Добавить в цитаты Настройки чтения

Страница 3 из 44



Картина эта бесспорно выделяется из ряда других. И не только в пределах «Летописи». Это явление принципиальное для всей нашей документалистики в ее монтажном разделе, явление, к сожалению, недооцененное и даже до сих пор подробно не разобранное. А работа Игоря Беляева и его соавтора по сценарию Юлии Толмачевой бесспорно такого разбора заслуживает.

Задача, поставленная перед автором «Летописи», была с точки зрения эстетической необычайно трудной: сделать фильм не о каком-то человеке, или событии, или явлении, а просто о годе жизни страны и мира. Игорь Беляев сумел решить эту задачу. Перед ним, как и перед другими авторами фильмов «Летописи», лежала груда хроникальных сюжетов, отразивших события года. Первые послевоенные выборы и праздник в Тушине, торжественные демонстрации и парады, возвращение демобилизованных солдат и восстановление разрушенных заводов, неурожай 1946 года и первый ток восстановленного Днепрогэса. Конференции в Париже и Лондоне, первая сессия Организации Объединенных Наций и речь Черчилля в Фултоне, испытание атомной бомбы на Бикини и создание первого атомного реактора в Советском Союзе.
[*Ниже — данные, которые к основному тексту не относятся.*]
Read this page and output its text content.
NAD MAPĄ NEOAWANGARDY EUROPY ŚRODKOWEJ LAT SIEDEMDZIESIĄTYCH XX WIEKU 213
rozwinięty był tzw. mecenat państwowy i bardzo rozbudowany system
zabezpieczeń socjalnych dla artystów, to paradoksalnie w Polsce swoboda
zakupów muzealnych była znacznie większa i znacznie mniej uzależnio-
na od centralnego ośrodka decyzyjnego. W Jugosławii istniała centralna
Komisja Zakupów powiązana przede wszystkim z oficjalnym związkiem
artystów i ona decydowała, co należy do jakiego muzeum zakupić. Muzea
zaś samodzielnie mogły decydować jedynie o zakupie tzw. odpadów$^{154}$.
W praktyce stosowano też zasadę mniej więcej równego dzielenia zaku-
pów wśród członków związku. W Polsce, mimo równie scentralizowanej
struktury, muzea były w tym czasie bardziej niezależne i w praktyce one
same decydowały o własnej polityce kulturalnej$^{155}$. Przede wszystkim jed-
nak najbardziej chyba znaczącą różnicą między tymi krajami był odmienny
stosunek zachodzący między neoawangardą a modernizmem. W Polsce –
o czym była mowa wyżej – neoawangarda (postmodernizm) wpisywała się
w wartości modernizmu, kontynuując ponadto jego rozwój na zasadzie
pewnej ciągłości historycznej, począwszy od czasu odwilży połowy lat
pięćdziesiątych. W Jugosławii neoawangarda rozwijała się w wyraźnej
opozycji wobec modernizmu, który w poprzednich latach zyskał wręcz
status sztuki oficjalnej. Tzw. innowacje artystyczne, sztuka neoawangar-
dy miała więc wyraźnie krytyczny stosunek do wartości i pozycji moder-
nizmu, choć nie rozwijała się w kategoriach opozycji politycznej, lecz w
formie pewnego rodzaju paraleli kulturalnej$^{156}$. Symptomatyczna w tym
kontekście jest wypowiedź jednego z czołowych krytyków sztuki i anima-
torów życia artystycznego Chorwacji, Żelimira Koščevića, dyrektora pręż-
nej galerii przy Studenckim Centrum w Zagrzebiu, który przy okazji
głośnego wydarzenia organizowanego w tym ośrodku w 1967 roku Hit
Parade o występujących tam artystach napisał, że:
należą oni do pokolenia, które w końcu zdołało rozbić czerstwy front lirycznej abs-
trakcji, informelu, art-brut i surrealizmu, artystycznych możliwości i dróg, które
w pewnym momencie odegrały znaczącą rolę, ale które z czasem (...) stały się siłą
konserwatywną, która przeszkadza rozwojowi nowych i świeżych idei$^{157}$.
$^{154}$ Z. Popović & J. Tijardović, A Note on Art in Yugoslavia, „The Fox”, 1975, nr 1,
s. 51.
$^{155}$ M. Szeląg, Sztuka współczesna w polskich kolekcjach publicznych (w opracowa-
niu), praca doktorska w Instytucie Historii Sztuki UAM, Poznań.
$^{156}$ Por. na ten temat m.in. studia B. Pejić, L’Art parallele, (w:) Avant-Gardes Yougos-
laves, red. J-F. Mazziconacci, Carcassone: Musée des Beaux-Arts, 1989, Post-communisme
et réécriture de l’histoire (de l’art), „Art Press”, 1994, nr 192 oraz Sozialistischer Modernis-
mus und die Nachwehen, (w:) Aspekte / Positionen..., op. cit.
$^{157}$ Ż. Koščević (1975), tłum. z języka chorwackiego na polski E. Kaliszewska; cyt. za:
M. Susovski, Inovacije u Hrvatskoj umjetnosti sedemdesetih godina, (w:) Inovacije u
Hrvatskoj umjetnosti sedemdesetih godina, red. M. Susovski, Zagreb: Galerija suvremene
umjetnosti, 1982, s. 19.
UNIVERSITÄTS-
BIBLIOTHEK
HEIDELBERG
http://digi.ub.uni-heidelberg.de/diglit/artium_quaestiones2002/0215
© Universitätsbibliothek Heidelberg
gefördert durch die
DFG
Как можно было преодолеть разнородность, разноразрядность событий, найти единство, а не ограничиться перечнем? Беляев начинает свой фильм последними залпами войны Грохот разрывов, белесые, точно выцветшие кадры боя и… тишина. Черные поля, сквозь которые идет надпись: «Мирное время». И сразу праздничные ларьки на Манежной площади, елочный базар — Новый, 1946 год. Традиционный праздник в Колонном зале: клоун, подхватив ребят, несется вокруг елки в праздничном галопе, играя на губной гармошке, — стоп-кадр, и на жалобном звуке губной гармошки снова дети, но не праздничные, не в сиянии новогодних огней — оборванные, в лаптях, нищие дети войны. Набор ребят в ремесленные училища. Четырнадцатилетний мальчишка отвечает на вопросы корреспондента: «Отца немцы убили, мать с голоду умерла».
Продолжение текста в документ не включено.